Photo by me of rural microfinance center meeting near Bangalore, India in September 2007. The gentleman in the middle is the loan officer from Grameen Koota MFI. The woman to his right is the elected center leader for this group of 30 women. The others were part of our Unitus Partner Expedition trip which my wife & I hosted … enabling westerners to get a hands-on experience of microfinance.
Last week, I was in the Philippines for the Unitus Leadership Summit, an annual gathering of some of the globe’s top social entrepreneurs running many of the most innovative and fastest-growing microfinance institutions in some of the poorest areas of the world. It was a privilege to listen in on sessions where they shared what was working, what wasn’t, their challenges and their aspirations. While some of them are considered competitors, they shared very openly about the experiments they were doing in areas such as mobile banking, product development, increasing operational efficiency, raising capital, high-capacity staff recruiting and training and more.
One of the most fascinating topics was their focus on innovating to increase the productivity of their largest group of staff, loan officers. Loan officers are the front-line staff who directly provide financial services (including microcredit) to their bottom of the pyramid customers and make up 70%+ of their staff count. If they can increase loan officer productivity, their whole cost structure goes down and ultimately they can pass the savings on to the customer in the form of lower interest rates. So, this is a very important metric!
Many MFI’s are happy if a single loan officer can serve 300 clients at a time. [Remember the loan officer goes to the client and often they meet once per week with every client, so the number of touchpoints and travel time is significant.] The conversation started off with how they were not satisfied that 750 (!) clients per loan officer was the maximum productivity. Many of them are now reaching this level of productivity. They get to the 750 number as center groups of 50, 3 center meetings per day and 5 days per week. Of course, there’s the recruitment of new members, new member training, follow-up on members, data entry, various paperwork, etc. which also needs to be done.
So, we had a brainstorming session on ways to further increase productivity without overloading a loan officer. Here are some of the ideas that came up:
- Reduce the maximum radius to client location to 10km (usually now further)
- Collections every 2 weeks (half the # of trips/meetings)
- Deploy handheld/wireless devices to loan officers to reduce paperwork and cash-handling time and cost of float (and reduce group meeting time)
- Create pre-printed stickers to put in client passbooks (rather than having to handwrite each entry in each passbook…loan officer has to do this as most women are illiterate)

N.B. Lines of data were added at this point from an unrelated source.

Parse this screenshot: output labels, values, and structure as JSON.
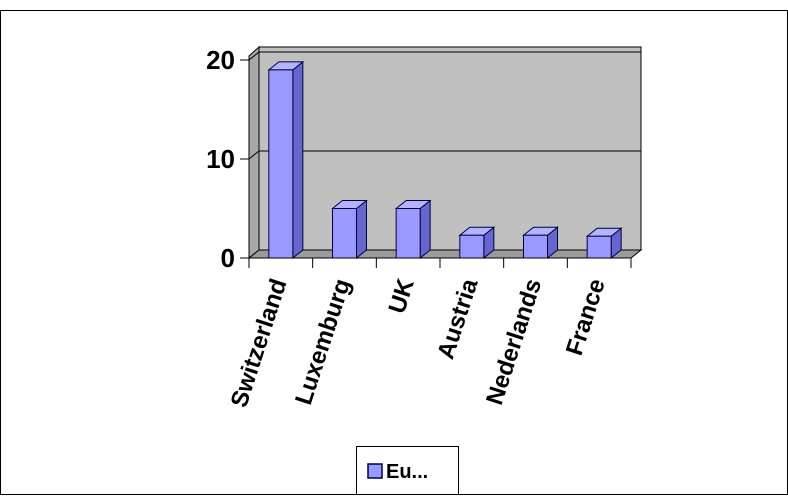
{
  "chart_data": {
    "type": "bar",
    "title": "",
    "xlabel": "",
    "ylabel": "",
    "categories": [
      "Switzerland",
      "Luxemburg",
      "UK",
      "Austria",
      "Nederlands",
      "France"
    ],
    "series": [
      {
        "name": "Eu...",
        "values": [
          19,
          5,
          5,
          2.3,
          2.3,
          2.2
        ]
      }
    ],
    "ylim": [
      0,
      20
    ],
    "yticks": [
      "0",
      "10",
      "20"
    ],
    "grid": true,
    "legend": "bottom",
    "colors": {
      "bar_front": "#9999ff",
      "bar_side": "#6666cc",
      "bar_top": "#b3b3ff",
      "bar_stroke": "#000040",
      "wall": "#c0c0c0",
      "floor": "#9a9a9a"
    }
  }
}
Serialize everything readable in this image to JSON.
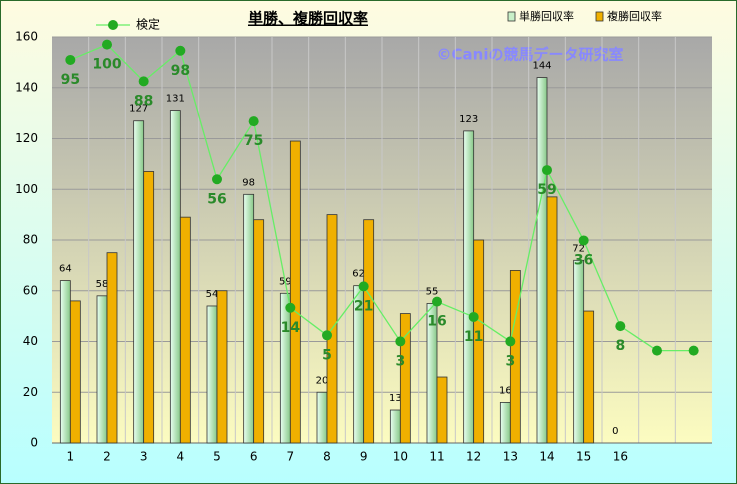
{
  "chart_data": {
    "type": "bar",
    "title": "単勝、複勝回収率",
    "annotation": "©Caniの競馬データ研究室",
    "categories": [
      "1",
      "2",
      "3",
      "4",
      "5",
      "6",
      "7",
      "8",
      "9",
      "10",
      "11",
      "12",
      "13",
      "14",
      "15",
      "16",
      null,
      null
    ],
    "ylim": [
      0,
      160
    ],
    "yticks": [
      0,
      20,
      40,
      60,
      80,
      100,
      120,
      140,
      160
    ],
    "y2lim": [
      -30.2,
      102.5
    ],
    "grid": true,
    "series": [
      {
        "name": "単勝回収率",
        "type": "bar",
        "color": "#b8e8b8",
        "values": [
          64,
          58,
          127,
          131,
          54,
          98,
          59,
          20,
          62,
          13,
          55,
          123,
          16,
          144,
          72,
          0,
          null,
          null
        ],
        "data_labels": true
      },
      {
        "name": "複勝回収率",
        "type": "bar",
        "color": "#f0b000",
        "values": [
          56,
          75,
          107,
          89,
          60,
          88,
          119,
          90,
          88,
          51,
          26,
          80,
          68,
          97,
          52,
          0,
          null,
          null
        ]
      },
      {
        "name": "検定",
        "type": "line",
        "axis": "y2",
        "color": "#22aa22",
        "values": [
          95,
          100,
          88,
          98,
          56,
          75,
          14,
          5,
          21,
          3,
          16,
          11,
          3,
          59,
          36,
          8,
          0,
          0
        ],
        "value_labels": [
          "95",
          "100",
          "88",
          "98",
          "56",
          "75",
          "14",
          "5",
          "21",
          "3",
          "16",
          "11",
          "3",
          "59",
          "36",
          "8",
          null,
          null
        ]
      }
    ]
  }
}
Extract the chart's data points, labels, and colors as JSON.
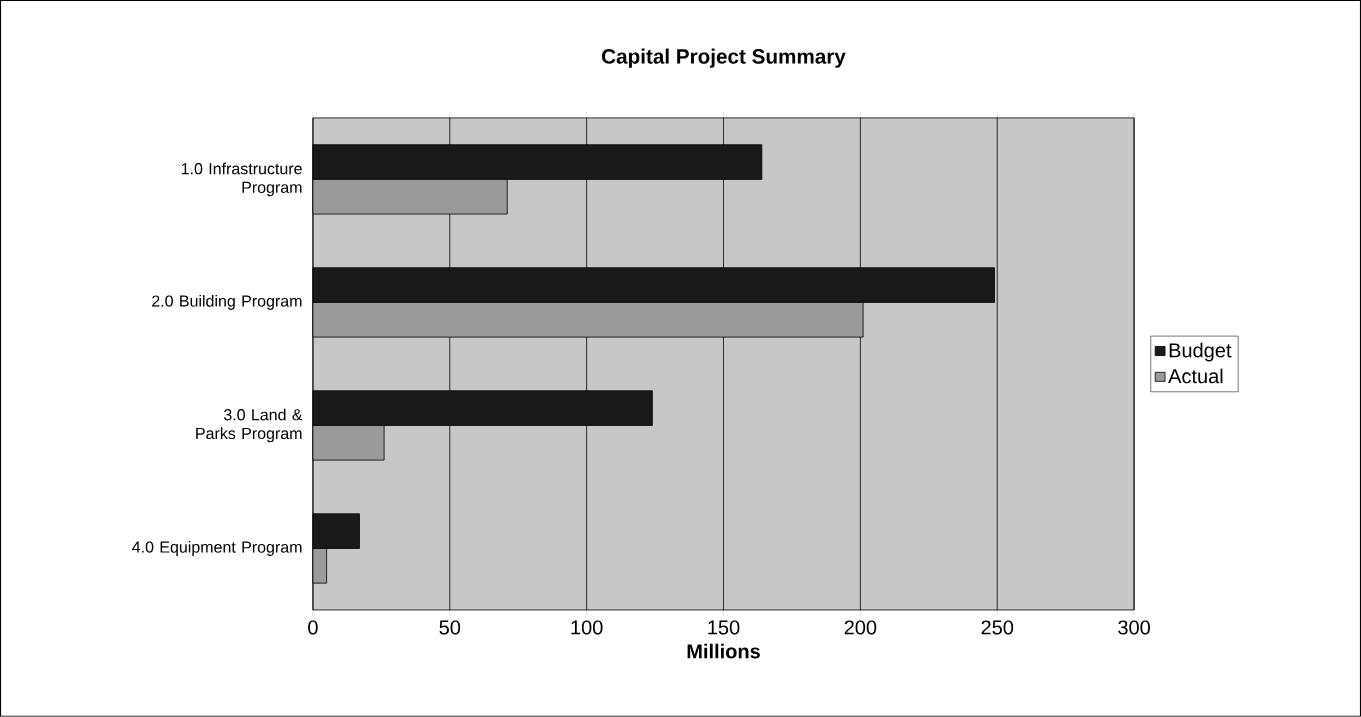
{
  "chart_data": {
    "type": "bar",
    "orientation": "horizontal",
    "title": "Capital Project Summary",
    "xlabel": "Millions",
    "categories": [
      "1.0 Infrastructure Program",
      "2.0 Building Program",
      "3.0 Land & Parks Program",
      "4.0 Equipment Program"
    ],
    "series": [
      {
        "name": "Budget",
        "color": "#1a1a1a",
        "values": [
          164,
          249,
          124,
          17
        ]
      },
      {
        "name": "Actual",
        "color": "#9a9a9a",
        "values": [
          71,
          201,
          26,
          5
        ]
      }
    ],
    "xlim": [
      0,
      300
    ],
    "xticks": [
      0,
      50,
      100,
      150,
      200,
      250,
      300
    ],
    "grid": "x",
    "legend": "right"
  }
}
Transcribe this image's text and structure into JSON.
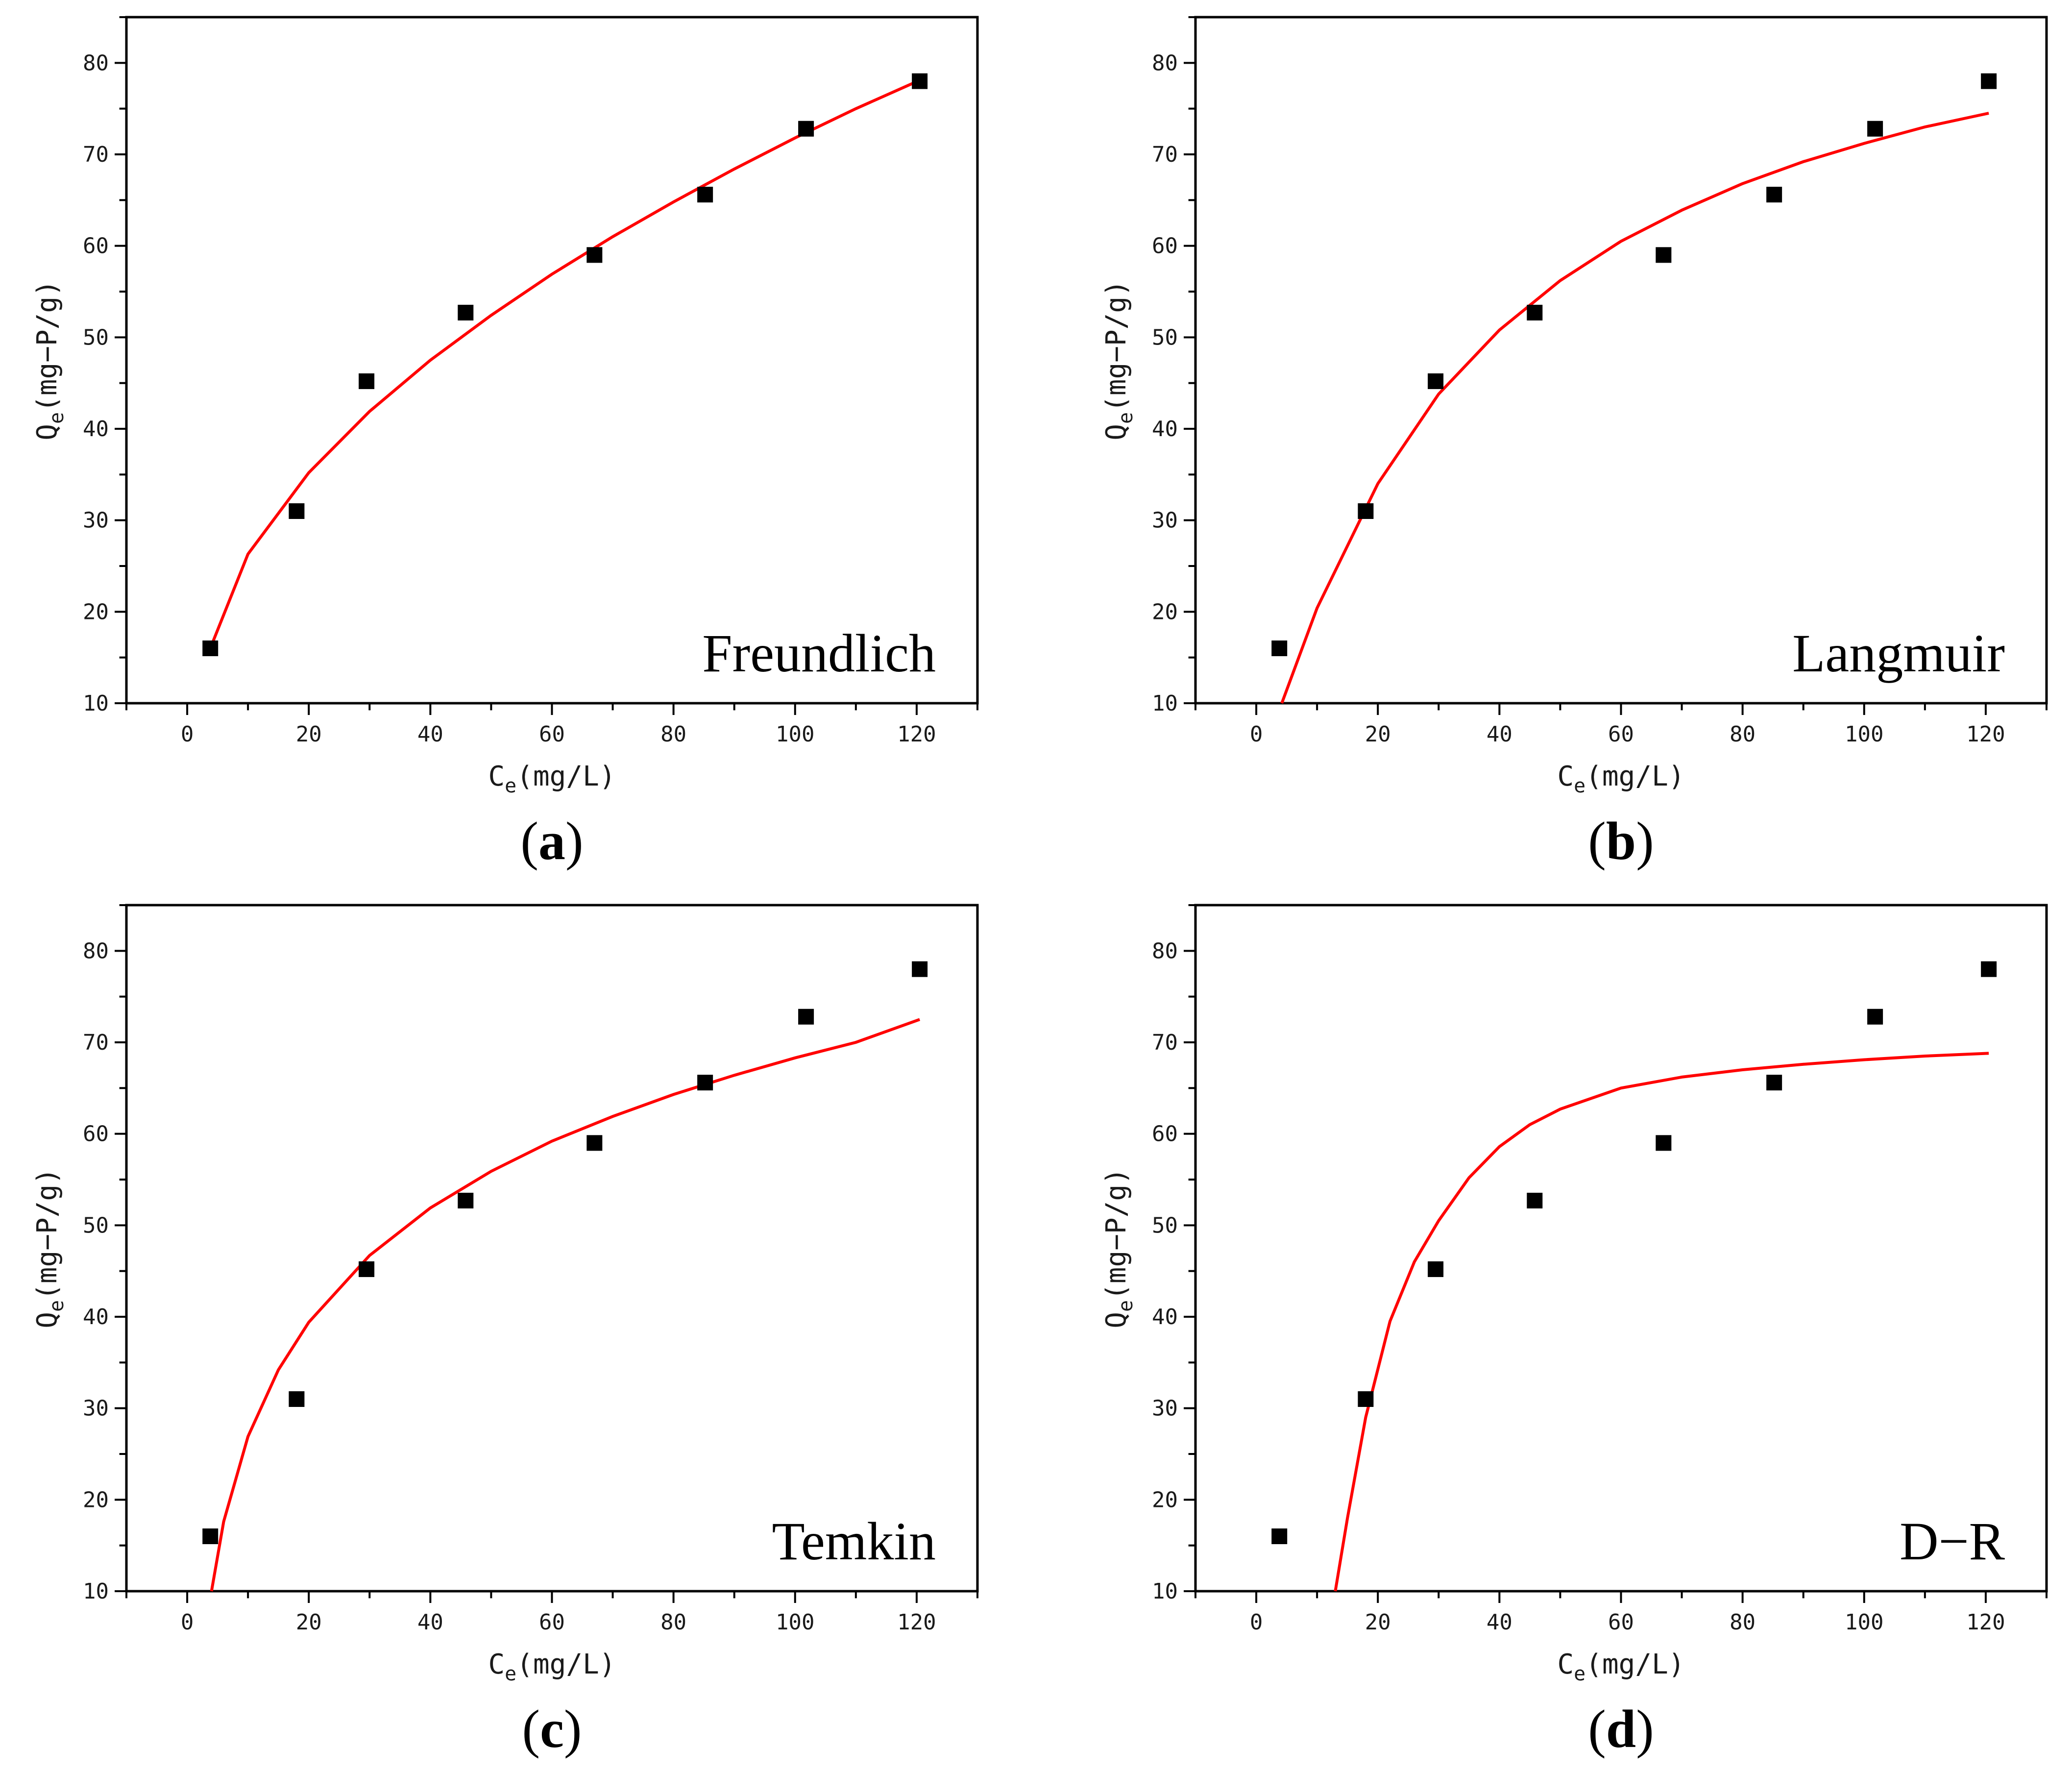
{
  "chart_data": [
    {
      "type": "scatter",
      "panel": "a",
      "caption_open": "(",
      "caption_letter": "a",
      "caption_close": ")",
      "model_label": "Freundlich",
      "xlabel_main": "C",
      "xlabel_sub": "e",
      "xlabel_units": "(mg/L)",
      "ylabel_main": "Q",
      "ylabel_sub": "e",
      "ylabel_units": "(mg−P/g)",
      "xlim": [
        -10,
        130
      ],
      "ylim": [
        10,
        85
      ],
      "xticks": [
        0,
        20,
        40,
        60,
        80,
        100,
        120
      ],
      "yticks": [
        10,
        20,
        30,
        40,
        50,
        60,
        70,
        80
      ],
      "grid": false,
      "series": [
        {
          "type": "scatter",
          "color": "#000000",
          "marker": "square",
          "x": [
            3.8,
            18.0,
            29.5,
            45.8,
            67.0,
            85.2,
            101.8,
            120.5
          ],
          "y": [
            16.0,
            31.0,
            45.2,
            52.7,
            59.0,
            65.6,
            72.8,
            78.0
          ]
        },
        {
          "type": "line",
          "color": "#ff0000",
          "x": [
            3.8,
            10,
            20,
            30,
            40,
            50,
            60,
            70,
            80,
            90,
            100,
            110,
            120.5
          ],
          "y": [
            16.0,
            26.3,
            35.2,
            41.9,
            47.5,
            52.4,
            56.9,
            61.0,
            64.8,
            68.4,
            71.8,
            75.0,
            78.1
          ]
        }
      ]
    },
    {
      "type": "scatter",
      "panel": "b",
      "caption_open": "(",
      "caption_letter": "b",
      "caption_close": ")",
      "model_label": "Langmuir",
      "xlabel_main": "C",
      "xlabel_sub": "e",
      "xlabel_units": "(mg/L)",
      "ylabel_main": "Q",
      "ylabel_sub": "e",
      "ylabel_units": "(mg−P/g)",
      "xlim": [
        -10,
        130
      ],
      "ylim": [
        10,
        85
      ],
      "xticks": [
        0,
        20,
        40,
        60,
        80,
        100,
        120
      ],
      "yticks": [
        10,
        20,
        30,
        40,
        50,
        60,
        70,
        80
      ],
      "grid": false,
      "series": [
        {
          "type": "scatter",
          "color": "#000000",
          "marker": "square",
          "x": [
            3.8,
            18.0,
            29.5,
            45.8,
            67.0,
            85.2,
            101.8,
            120.5
          ],
          "y": [
            16.0,
            31.0,
            45.2,
            52.7,
            59.0,
            65.6,
            72.8,
            78.0
          ]
        },
        {
          "type": "line",
          "color": "#ff0000",
          "x": [
            4.2,
            10,
            20,
            30,
            40,
            50,
            60,
            70,
            80,
            90,
            100,
            110,
            120.5
          ],
          "y": [
            10.0,
            20.4,
            34.0,
            43.8,
            50.8,
            56.2,
            60.5,
            63.9,
            66.8,
            69.2,
            71.2,
            73.0,
            74.5
          ]
        }
      ]
    },
    {
      "type": "scatter",
      "panel": "c",
      "caption_open": "(",
      "caption_letter": "c",
      "caption_close": ")",
      "model_label": "Temkin",
      "xlabel_main": "C",
      "xlabel_sub": "e",
      "xlabel_units": "(mg/L)",
      "ylabel_main": "Q",
      "ylabel_sub": "e",
      "ylabel_units": "(mg−P/g)",
      "xlim": [
        -10,
        130
      ],
      "ylim": [
        10,
        85
      ],
      "xticks": [
        0,
        20,
        40,
        60,
        80,
        100,
        120
      ],
      "yticks": [
        10,
        20,
        30,
        40,
        50,
        60,
        70,
        80
      ],
      "grid": false,
      "series": [
        {
          "type": "scatter",
          "color": "#000000",
          "marker": "square",
          "x": [
            3.8,
            18.0,
            29.5,
            45.8,
            67.0,
            85.2,
            101.8,
            120.5
          ],
          "y": [
            16.0,
            31.0,
            45.2,
            52.7,
            59.0,
            65.6,
            72.8,
            78.0
          ]
        },
        {
          "type": "line",
          "color": "#ff0000",
          "x": [
            4.0,
            6,
            10,
            15,
            20,
            30,
            40,
            50,
            60,
            70,
            80,
            90,
            100,
            110,
            120.5
          ],
          "y": [
            10.0,
            17.6,
            26.9,
            34.2,
            39.4,
            46.7,
            51.9,
            55.9,
            59.2,
            61.9,
            64.3,
            66.4,
            68.3,
            70.0,
            72.5
          ]
        }
      ]
    },
    {
      "type": "scatter",
      "panel": "d",
      "caption_open": "(",
      "caption_letter": "d",
      "caption_close": ")",
      "model_label": "D−R",
      "xlabel_main": "C",
      "xlabel_sub": "e",
      "xlabel_units": "(mg/L)",
      "ylabel_main": "Q",
      "ylabel_sub": "e",
      "ylabel_units": "(mg−P/g)",
      "xlim": [
        -10,
        130
      ],
      "ylim": [
        10,
        85
      ],
      "xticks": [
        0,
        20,
        40,
        60,
        80,
        100,
        120
      ],
      "yticks": [
        10,
        20,
        30,
        40,
        50,
        60,
        70,
        80
      ],
      "grid": false,
      "series": [
        {
          "type": "scatter",
          "color": "#000000",
          "marker": "square",
          "x": [
            3.8,
            18.0,
            29.5,
            45.8,
            67.0,
            85.2,
            101.8,
            120.5
          ],
          "y": [
            16.0,
            31.0,
            45.2,
            52.7,
            59.0,
            65.6,
            72.8,
            78.0
          ]
        },
        {
          "type": "line",
          "color": "#ff0000",
          "x": [
            13.0,
            15,
            18,
            22,
            26,
            30,
            35,
            40,
            45,
            50,
            60,
            70,
            80,
            90,
            100,
            110,
            120.5
          ],
          "y": [
            10.0,
            18.0,
            29.0,
            39.5,
            46.0,
            50.5,
            55.2,
            58.6,
            61.0,
            62.7,
            65.0,
            66.2,
            67.0,
            67.6,
            68.1,
            68.5,
            68.8
          ]
        }
      ]
    }
  ]
}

But then the discussion went in a different direction … rather than focusing on the # of clients per loan officer as the productivity metric, why not focus on margin generated per loan officer? This has a number of implications and issues including:
- This would encourage innovation around offering additional products to clients so that meeting times have a lower relative transaction cost. e.g. if you also provided insurance products or health products in the same client meeting, there is a much smaller incremental cost as the meeting is already scheduled.
- Would loan officers be able to handle a broader range of products well?
- Would this type of focus increase or decrease client retention long-term?
- Will loan officers then seek to focus on less poor clients who have capacity for say larger loans with more margin?
So, there wasn’t any silver bullet and with every attempt to innovate there is going to need to be experimentation and refinement. But, I really liked the continuous improvement attitude that they demonstrated and the willingness to challenge the current status quo thinking.